Which was really the best he could hope for under the circumstances.
“This is our eighteenth musicale, did you know that?” Lady Winstead asked.
He did not.
“Every one of them has been a success, and now this.”
“Perhaps the governess will be very talented,” he said, trying to comfort her.
Lady Winstead gave him an impatient look. “Talent matters little when one has had only six hours to practice.”
Marcus could see that there was no way this conversation was going to go anywhere but in a circle, so
he asked politely if there was anything he could do to facilitate the performance, fully expecting her to say no, which would then leave him free to enjoy a solitary glass of brandy in the drawing room.
But to his complete surprise and—one must be honest—horror, she took his hand in a fervent grip and said, “Yes!”
He froze. “I beg your pardon?”
“Could you bring some lemonade to the girls?”
She wanted him to— “What?”
“Everyone is busy. Everyone.” She waved her arms as if to demonstrate. “The footmen have already rearranged the chairs three times.”
Marcus glanced out at the room, wondering what could possibly be so complicated about twelve even rows.
“You want me to bring them lemonade,” he repeated.
“They will be thirsty,” she explained.
“They’re not singing?” Good God, the horror.
She pressed her lips together in irritation. “Of course not.

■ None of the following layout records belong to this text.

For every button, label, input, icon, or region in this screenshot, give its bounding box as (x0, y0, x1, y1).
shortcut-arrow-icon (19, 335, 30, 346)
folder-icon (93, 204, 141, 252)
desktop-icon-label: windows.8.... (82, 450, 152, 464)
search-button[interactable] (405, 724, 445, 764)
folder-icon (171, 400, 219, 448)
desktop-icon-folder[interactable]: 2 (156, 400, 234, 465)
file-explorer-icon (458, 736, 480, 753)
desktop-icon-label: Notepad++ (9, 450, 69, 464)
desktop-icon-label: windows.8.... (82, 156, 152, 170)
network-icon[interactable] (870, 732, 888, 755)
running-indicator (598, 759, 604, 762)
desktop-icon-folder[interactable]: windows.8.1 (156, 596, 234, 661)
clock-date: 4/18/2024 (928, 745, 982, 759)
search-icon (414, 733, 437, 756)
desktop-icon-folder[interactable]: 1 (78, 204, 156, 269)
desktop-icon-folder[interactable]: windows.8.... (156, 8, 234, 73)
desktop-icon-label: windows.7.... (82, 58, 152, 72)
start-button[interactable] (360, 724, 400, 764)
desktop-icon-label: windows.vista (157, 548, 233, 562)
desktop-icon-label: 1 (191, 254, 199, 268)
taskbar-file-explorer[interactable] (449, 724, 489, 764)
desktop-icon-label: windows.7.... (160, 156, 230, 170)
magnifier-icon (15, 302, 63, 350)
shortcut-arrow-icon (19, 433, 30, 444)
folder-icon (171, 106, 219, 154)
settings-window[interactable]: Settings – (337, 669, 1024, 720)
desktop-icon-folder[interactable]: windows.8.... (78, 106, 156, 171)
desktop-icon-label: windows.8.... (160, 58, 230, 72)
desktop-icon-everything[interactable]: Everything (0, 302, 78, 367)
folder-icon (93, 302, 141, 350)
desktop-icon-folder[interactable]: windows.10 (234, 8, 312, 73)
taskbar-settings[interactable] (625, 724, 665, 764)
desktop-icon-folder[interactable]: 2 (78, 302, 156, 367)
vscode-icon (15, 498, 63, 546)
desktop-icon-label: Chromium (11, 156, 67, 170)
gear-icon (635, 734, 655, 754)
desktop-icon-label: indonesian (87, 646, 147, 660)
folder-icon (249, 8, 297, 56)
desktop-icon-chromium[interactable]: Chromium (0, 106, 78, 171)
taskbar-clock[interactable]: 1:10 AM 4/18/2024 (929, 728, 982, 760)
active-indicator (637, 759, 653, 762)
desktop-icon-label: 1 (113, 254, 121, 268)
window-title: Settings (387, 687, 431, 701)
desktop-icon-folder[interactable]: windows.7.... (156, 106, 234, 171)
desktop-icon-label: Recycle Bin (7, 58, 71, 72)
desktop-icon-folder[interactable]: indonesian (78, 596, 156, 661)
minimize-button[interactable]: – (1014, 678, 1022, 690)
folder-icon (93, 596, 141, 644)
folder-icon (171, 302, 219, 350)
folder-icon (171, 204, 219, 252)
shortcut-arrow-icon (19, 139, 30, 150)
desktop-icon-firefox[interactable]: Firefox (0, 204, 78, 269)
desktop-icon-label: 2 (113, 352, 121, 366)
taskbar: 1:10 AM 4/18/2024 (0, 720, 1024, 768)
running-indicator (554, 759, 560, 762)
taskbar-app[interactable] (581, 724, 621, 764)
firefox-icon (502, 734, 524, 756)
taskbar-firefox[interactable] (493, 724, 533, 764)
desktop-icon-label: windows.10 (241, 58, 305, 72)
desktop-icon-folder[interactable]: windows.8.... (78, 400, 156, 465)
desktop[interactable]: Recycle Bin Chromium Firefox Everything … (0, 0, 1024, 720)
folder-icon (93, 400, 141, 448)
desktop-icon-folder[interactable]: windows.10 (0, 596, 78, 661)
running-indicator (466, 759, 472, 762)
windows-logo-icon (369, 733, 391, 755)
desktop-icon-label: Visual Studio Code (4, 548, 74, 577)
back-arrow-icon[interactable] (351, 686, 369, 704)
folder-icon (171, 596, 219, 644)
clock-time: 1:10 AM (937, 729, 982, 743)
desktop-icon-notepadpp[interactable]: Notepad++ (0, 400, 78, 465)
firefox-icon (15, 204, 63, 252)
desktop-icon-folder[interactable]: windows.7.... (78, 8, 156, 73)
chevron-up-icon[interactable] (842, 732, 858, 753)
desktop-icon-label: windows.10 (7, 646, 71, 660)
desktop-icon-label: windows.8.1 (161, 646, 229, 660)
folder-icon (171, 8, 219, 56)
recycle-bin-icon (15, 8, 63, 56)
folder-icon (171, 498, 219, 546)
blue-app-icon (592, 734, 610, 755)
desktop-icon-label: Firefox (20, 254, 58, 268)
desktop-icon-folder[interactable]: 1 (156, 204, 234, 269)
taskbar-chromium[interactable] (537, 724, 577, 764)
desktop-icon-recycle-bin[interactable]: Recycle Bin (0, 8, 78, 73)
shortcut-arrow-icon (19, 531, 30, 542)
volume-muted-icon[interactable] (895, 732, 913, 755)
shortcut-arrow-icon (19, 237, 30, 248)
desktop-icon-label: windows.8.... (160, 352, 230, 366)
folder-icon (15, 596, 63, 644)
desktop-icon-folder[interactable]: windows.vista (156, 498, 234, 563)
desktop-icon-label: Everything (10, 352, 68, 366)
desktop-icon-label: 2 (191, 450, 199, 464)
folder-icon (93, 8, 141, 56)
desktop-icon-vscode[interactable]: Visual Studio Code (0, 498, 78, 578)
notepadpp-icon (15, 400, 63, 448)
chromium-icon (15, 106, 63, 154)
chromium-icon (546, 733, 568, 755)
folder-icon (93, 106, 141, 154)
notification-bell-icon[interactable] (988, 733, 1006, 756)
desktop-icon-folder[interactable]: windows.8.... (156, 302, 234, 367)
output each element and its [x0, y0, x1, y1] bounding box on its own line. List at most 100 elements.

But they have been rehearsing all day. It’s strenuous work. Do you play?”
“An instrument? No.” It was one of the few skills his father had not deemed it necessary that he learn.
“Then you will not understand,” she said with great drama. “Those poor girls will be parched.”

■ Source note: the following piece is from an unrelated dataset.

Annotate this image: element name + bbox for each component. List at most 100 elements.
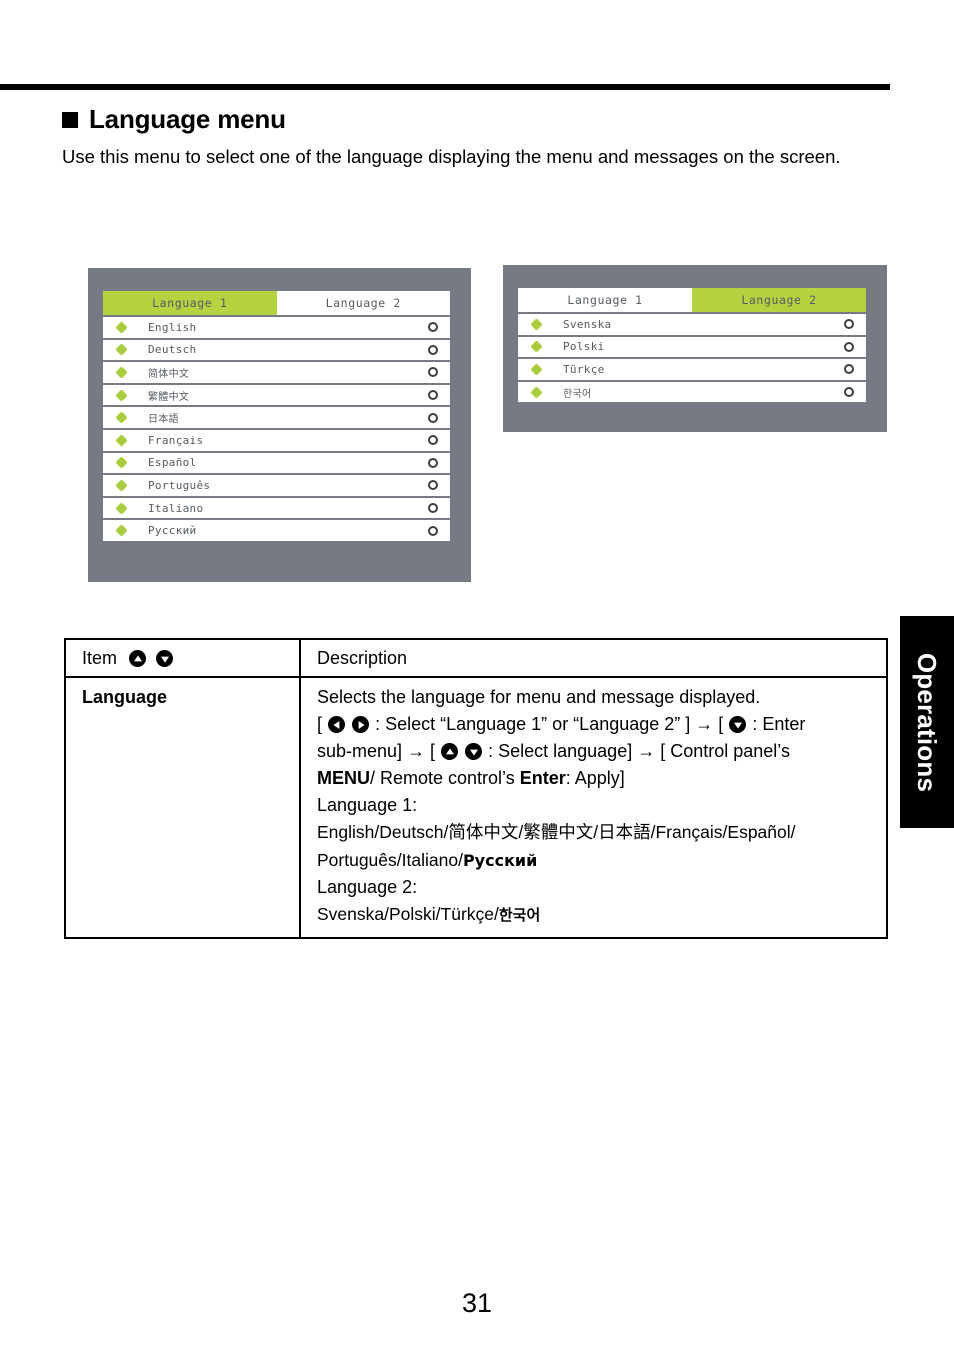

“Lemonade,” he said again, wondering if she wished him to bring it in on a tray. “Very well.”
Her brows rose, and she looked a little annoyed at his slowness. “I assume you’re strong enough to carry the pitcher?”

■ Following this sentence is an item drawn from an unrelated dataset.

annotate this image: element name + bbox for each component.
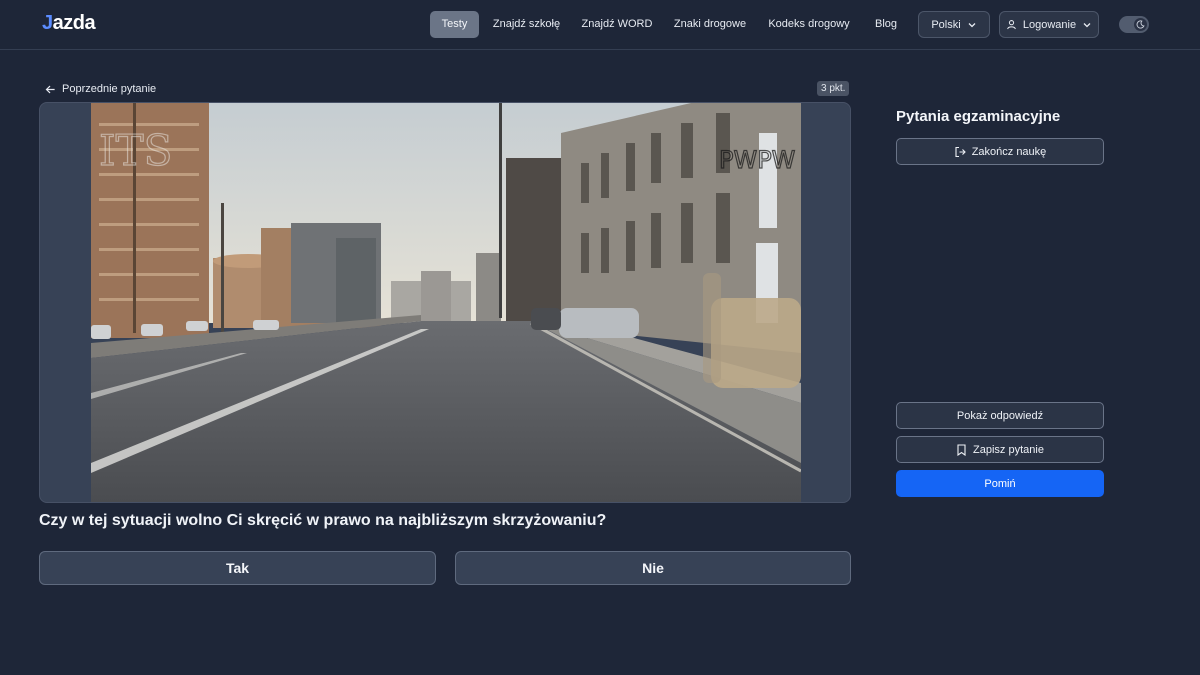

As insults went, it was just preposterous enough not to bother him. “I believe I can manage, yes,” he said dryly.
“Good. It’s over there,” she said, waving her hand toward a table at the side of the room. “And Honoria is just through that door.” She pointed toward the back.
“Just Honoria?”
Her eyes narrowed. “Of course not. It’s a quartet.” And with that, she was off, directing the footmen, interrogating the maids, and generally attempting to supervise what appeared to be, in Marcus’s opinion, a rather smoothly run affair.
He walked over to one of the refreshment tables and picked up a pitcher of lemonade. There didn’t seem to be any glasses set out yet, which did make him wonder if Lady Winstead meant for him to pour the lemonade down the girls’ throats.